As zoos progress from that of menageries to conservation centres, the rationale for keeping animals in captivity has been defined into two categories:
Conservation & Research / Education & Recreation
Healesville Sanctuary is custodian to one of the remnant vegetation communities left in the Yarra Valley. Surrounded by farms and houses, it has suffered by invasion of weeds and pests. In 1989 the Sanctuary undertook a major revegetation program, planting more than 70,000 trees, shrubs and grasses of 111 different species. The aim was to revitalise the bushland habitat, and to improve conditions for various species of fauna and flora. Five different plant communities can now be found within the Sanctuary - riverside, open flood plain, dry sclerophyll, damp sclerophyll and swamp.

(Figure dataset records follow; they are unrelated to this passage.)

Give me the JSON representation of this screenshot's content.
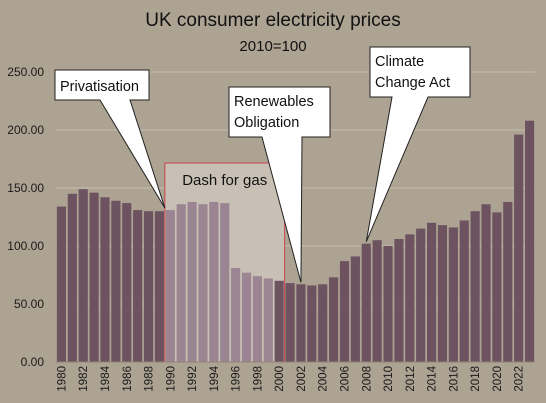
{
  "chart_data": {
    "type": "bar",
    "title": "UK consumer electricity prices",
    "subtitle": "2010=100",
    "xlabel": "",
    "ylabel": "",
    "ylim": [
      0,
      250
    ],
    "yticks": [
      "0.00",
      "50.00",
      "100.00",
      "150.00",
      "200.00",
      "250.00"
    ],
    "grid": true,
    "colors": {
      "bar": "#6d5260",
      "bar_highlight": "#9b8592",
      "background": "#ada393",
      "box_fill": "#c9c0b5",
      "box_border": "#c9454b"
    },
    "categories": [
      1980,
      1981,
      1982,
      1983,
      1984,
      1985,
      1986,
      1987,
      1988,
      1989,
      1990,
      1991,
      1992,
      1993,
      1994,
      1995,
      1996,
      1997,
      1998,
      1999,
      2000,
      2001,
      2002,
      2003,
      2004,
      2005,
      2006,
      2007,
      2008,
      2009,
      2010,
      2011,
      2012,
      2013,
      2014,
      2015,
      2016,
      2017,
      2018,
      2019,
      2020,
      2021,
      2022,
      2023
    ],
    "x_tick_labels": [
      "1980",
      "1982",
      "1984",
      "1986",
      "1988",
      "1990",
      "1992",
      "1994",
      "1996",
      "1998",
      "2000",
      "2002",
      "2004",
      "2006",
      "2008",
      "2010",
      "2012",
      "2014",
      "2016",
      "2018",
      "2020",
      "2022"
    ],
    "values": [
      134,
      145,
      149,
      146,
      142,
      139,
      137,
      131,
      130,
      130,
      131,
      136,
      138,
      136,
      138,
      137,
      81,
      77,
      74,
      72,
      70,
      68,
      67,
      66,
      67,
      73,
      87,
      91,
      102,
      105,
      100,
      106,
      110,
      115,
      120,
      118,
      116,
      122,
      130,
      136,
      129,
      138,
      196,
      208
    ],
    "annotations": [
      {
        "label": "Privatisation",
        "year": 1990
      },
      {
        "label": "Renewables Obligation",
        "lines": [
          "Renewables",
          "Obligation"
        ],
        "year": 2002
      },
      {
        "label": "Climate Change Act",
        "lines": [
          "Climate",
          "Change Act"
        ],
        "year": 2008
      }
    ],
    "highlight_region": {
      "label": "Dash for gas",
      "from_year": 1990,
      "to_year": 2000
    }
  }
}
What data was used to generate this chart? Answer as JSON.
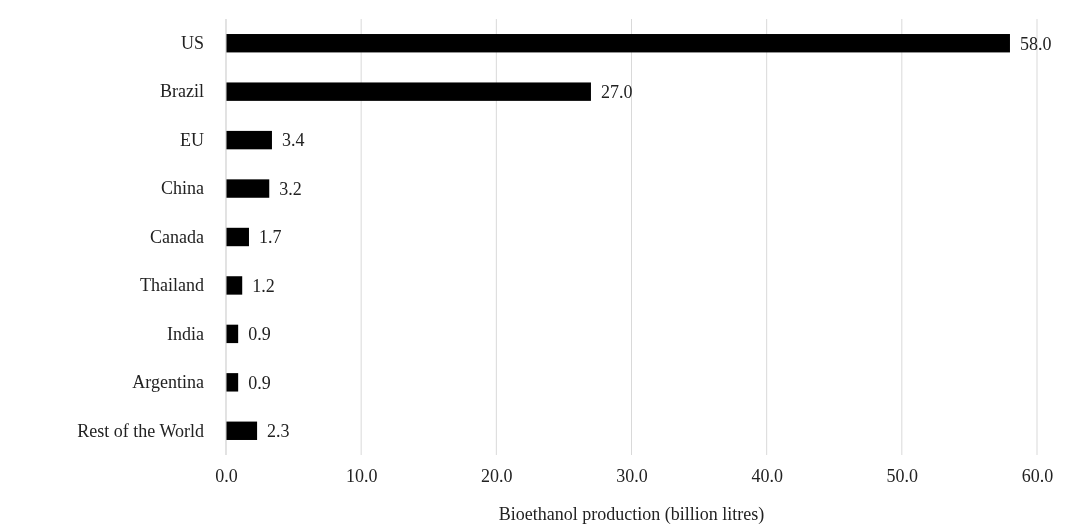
{
  "chart_data": {
    "type": "bar",
    "orientation": "horizontal",
    "xlabel": "Bioethanol production (billion litres)",
    "categories": [
      "US",
      "Brazil",
      "EU",
      "China",
      "Canada",
      "Thailand",
      "India",
      "Argentina",
      "Rest of the World"
    ],
    "values": [
      58.0,
      27.0,
      3.4,
      3.2,
      1.7,
      1.2,
      0.9,
      0.9,
      2.3
    ],
    "value_labels": [
      "58.0",
      "27.0",
      "3.4",
      "3.2",
      "1.7",
      "1.2",
      "0.9",
      "0.9",
      "2.3"
    ],
    "color": "#000000",
    "xlim": [
      0,
      60
    ],
    "xticks": [
      {
        "value": 0,
        "label": "0.0"
      },
      {
        "value": 10,
        "label": "10.0"
      },
      {
        "value": 20,
        "label": "20.0"
      },
      {
        "value": 30,
        "label": "30.0"
      },
      {
        "value": 40,
        "label": "40.0"
      },
      {
        "value": 50,
        "label": "50.0"
      },
      {
        "value": 60,
        "label": "60.0"
      }
    ],
    "grid": "x"
  }
}
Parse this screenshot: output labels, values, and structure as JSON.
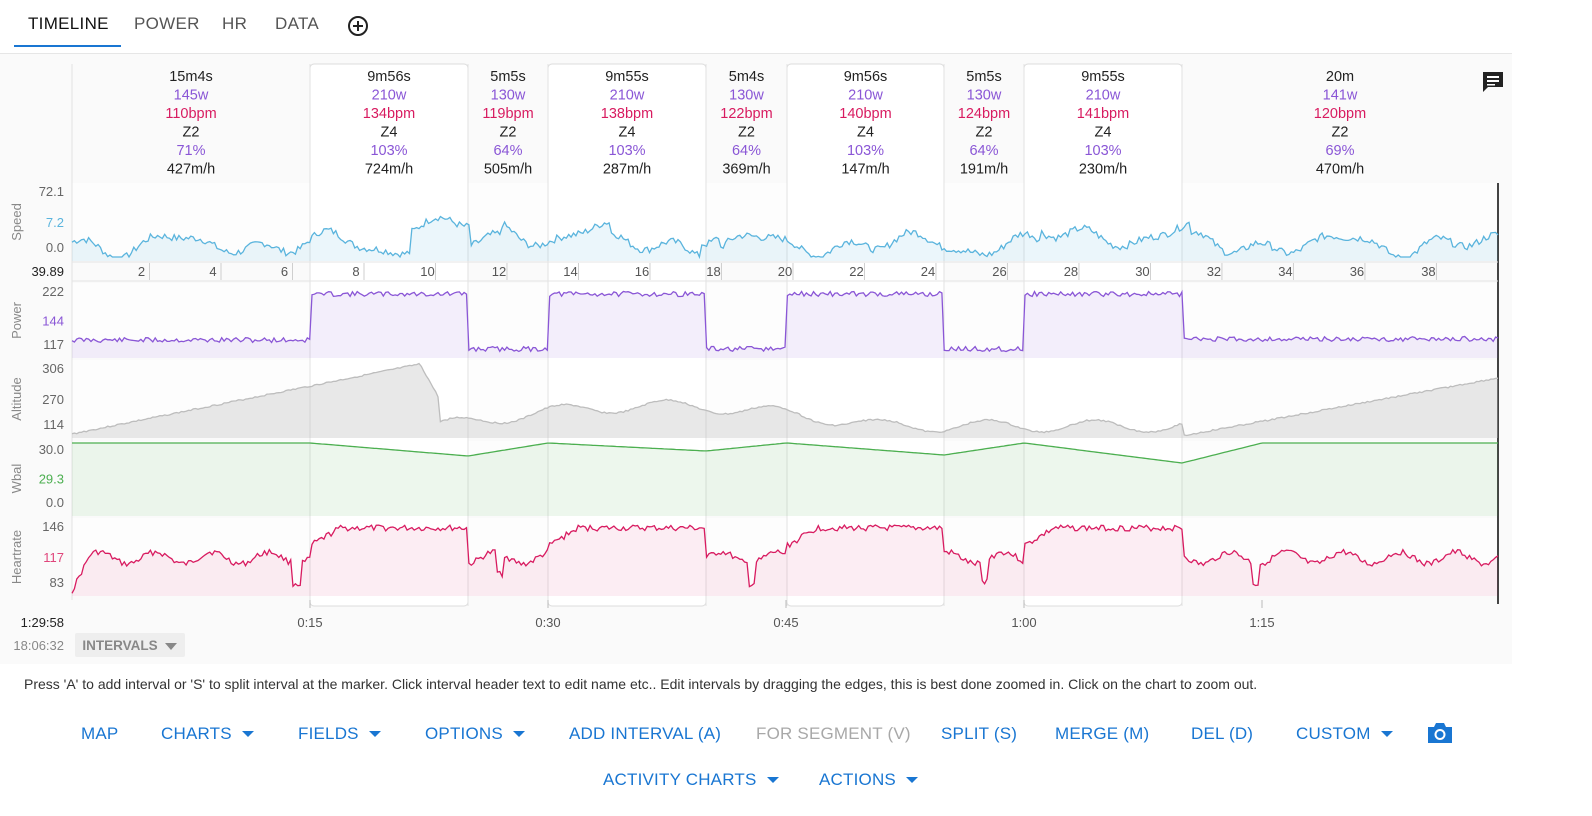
{
  "tabs": [
    {
      "label": "TIMELINE",
      "active": true
    },
    {
      "label": "POWER"
    },
    {
      "label": "HR"
    },
    {
      "label": "DATA"
    }
  ],
  "add_tab_icon": "plus-circle-icon",
  "comment_icon": "comment-icon",
  "intervals": [
    {
      "time": "15m4s",
      "power": "145w",
      "hr": "110bpm",
      "zone": "Z2",
      "pct": "71%",
      "vam": "427m/h",
      "selected": false
    },
    {
      "time": "9m56s",
      "power": "210w",
      "hr": "134bpm",
      "zone": "Z4",
      "pct": "103%",
      "vam": "724m/h",
      "selected": true
    },
    {
      "time": "5m5s",
      "power": "130w",
      "hr": "119bpm",
      "zone": "Z2",
      "pct": "64%",
      "vam": "505m/h",
      "selected": false
    },
    {
      "time": "9m55s",
      "power": "210w",
      "hr": "138bpm",
      "zone": "Z4",
      "pct": "103%",
      "vam": "287m/h",
      "selected": true
    },
    {
      "time": "5m4s",
      "power": "130w",
      "hr": "122bpm",
      "zone": "Z2",
      "pct": "64%",
      "vam": "369m/h",
      "selected": false
    },
    {
      "time": "9m56s",
      "power": "210w",
      "hr": "140bpm",
      "zone": "Z4",
      "pct": "103%",
      "vam": "147m/h",
      "selected": true
    },
    {
      "time": "5m5s",
      "power": "130w",
      "hr": "124bpm",
      "zone": "Z2",
      "pct": "64%",
      "vam": "191m/h",
      "selected": false
    },
    {
      "time": "9m55s",
      "power": "210w",
      "hr": "141bpm",
      "zone": "Z4",
      "pct": "103%",
      "vam": "230m/h",
      "selected": true
    },
    {
      "time": "20m",
      "power": "141w",
      "hr": "120bpm",
      "zone": "Z2",
      "pct": "69%",
      "vam": "470m/h",
      "selected": false
    }
  ],
  "charts": [
    {
      "name": "Speed",
      "ticks": [
        "72.1",
        "7.2",
        "0.0"
      ],
      "highlight": 1,
      "color": "#5ab4dd"
    },
    {
      "name": "Power",
      "ticks": [
        "222",
        "144",
        "117"
      ],
      "highlight": 1,
      "color": "#8a56d6"
    },
    {
      "name": "Altitude",
      "ticks": [
        "306",
        "270",
        "114"
      ],
      "highlight": -1,
      "color": "#c9c9c9"
    },
    {
      "name": "Wbal",
      "ticks": [
        "30.0",
        "29.3",
        "0.0"
      ],
      "highlight": 1,
      "color": "#4caf50"
    },
    {
      "name": "Heartrate",
      "ticks": [
        "146",
        "117",
        "83"
      ],
      "highlight": 1,
      "color": "#e0457b"
    }
  ],
  "distance": {
    "total": "39.89",
    "marks": [
      "2",
      "4",
      "6",
      "8",
      "10",
      "12",
      "14",
      "16",
      "18",
      "20",
      "22",
      "24",
      "26",
      "28",
      "30",
      "32",
      "34",
      "36",
      "38"
    ]
  },
  "time_axis": {
    "total": "1:29:58",
    "start": "18:06:32",
    "labels": [
      "0:15",
      "0:30",
      "0:45",
      "1:00",
      "1:15"
    ]
  },
  "intervals_dropdown": "INTERVALS",
  "help_text": "Press 'A' to add interval or 'S' to split interval at the marker. Click interval header text to edit name etc.. Edit intervals by dragging the edges, this is best done zoomed in. Click on the chart to zoom out.",
  "toolbar": {
    "map": "MAP",
    "charts": "CHARTS",
    "fields": "FIELDS",
    "options": "OPTIONS",
    "add_interval": "ADD INTERVAL (A)",
    "for_segment": "FOR SEGMENT (V)",
    "split": "SPLIT (S)",
    "merge": "MERGE (M)",
    "del": "DEL (D)",
    "custom": "CUSTOM",
    "activity_charts": "ACTIVITY CHARTS",
    "actions": "ACTIONS",
    "camera_icon": "camera-icon"
  },
  "colors": {
    "accent": "#1976d2",
    "power": "#8a56d6",
    "hr": "#d81b60",
    "zone": "#222222",
    "speed": "#5ab4dd",
    "wbal": "#4caf50"
  }
}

Each year, several hundred sick, injured and orphaned wild animals are brought to the Sanctuary in need of specialist care. Following treatment, wherever possible, the animals are returned to the wild. Alternatively, they may be integrated into the Sanctuary’s collection for breeding or educational purposes.
The Sanctuary is also committed to the breeding of endangered Australian animals. It’s involvement includes the breeding programs for more than 20 species now classified as threatened. These research projects, while based at the Sanctuary, are outwardly helping towards a better scientific understanding of Australian wildlife.
The key attractions at Healesville Sanctuary include:
The largest Collection of Australian Native Animals
Its keepers and animal presentations
The layout, path and natural setting
Its geographic position/regional context
An historic tradition as an Australian wildlife sanctuary (60+ years)
Its reputation as a conservation, research and education organisation
Healesville Sanctuary is now recognised and respected as a conservation organisation. This has been demonstrated by developing species management programs for threatened species, backed by appropriate scientific research in conjunction with wildlife agencies, and by developing linkages with projects for species management in the wild and at other zoos and scientific research institutions including universities. Rather than presenting isolated efforts, the Sanctuary is ensuring they are a part of an overall integrated conservation program.
Over 200 species of Australian wildlife can be found on display at the Sanctuary within its 31 hectares (78 acres) of natural bush, interrupted only by the flow of Badger Creek through the property. Healesville Sanctuary is also responsible for the management of the 143 hectares of the Coranderrk Bushland Reserve found adjacent to the park.
Healesville Sanctuary is situated at the foothills of the Great Dividing Range, 65 kilometers east of Melbourne. Starting out as a research institute in the 1920’s, the Sanctuary officially opened to visitors on 30th May, 1934. Now operated by the Zoological Board of Victoria, it is a sister zoo to the Royal Melbourne Zoological Gardens and Werribee Zoological Park.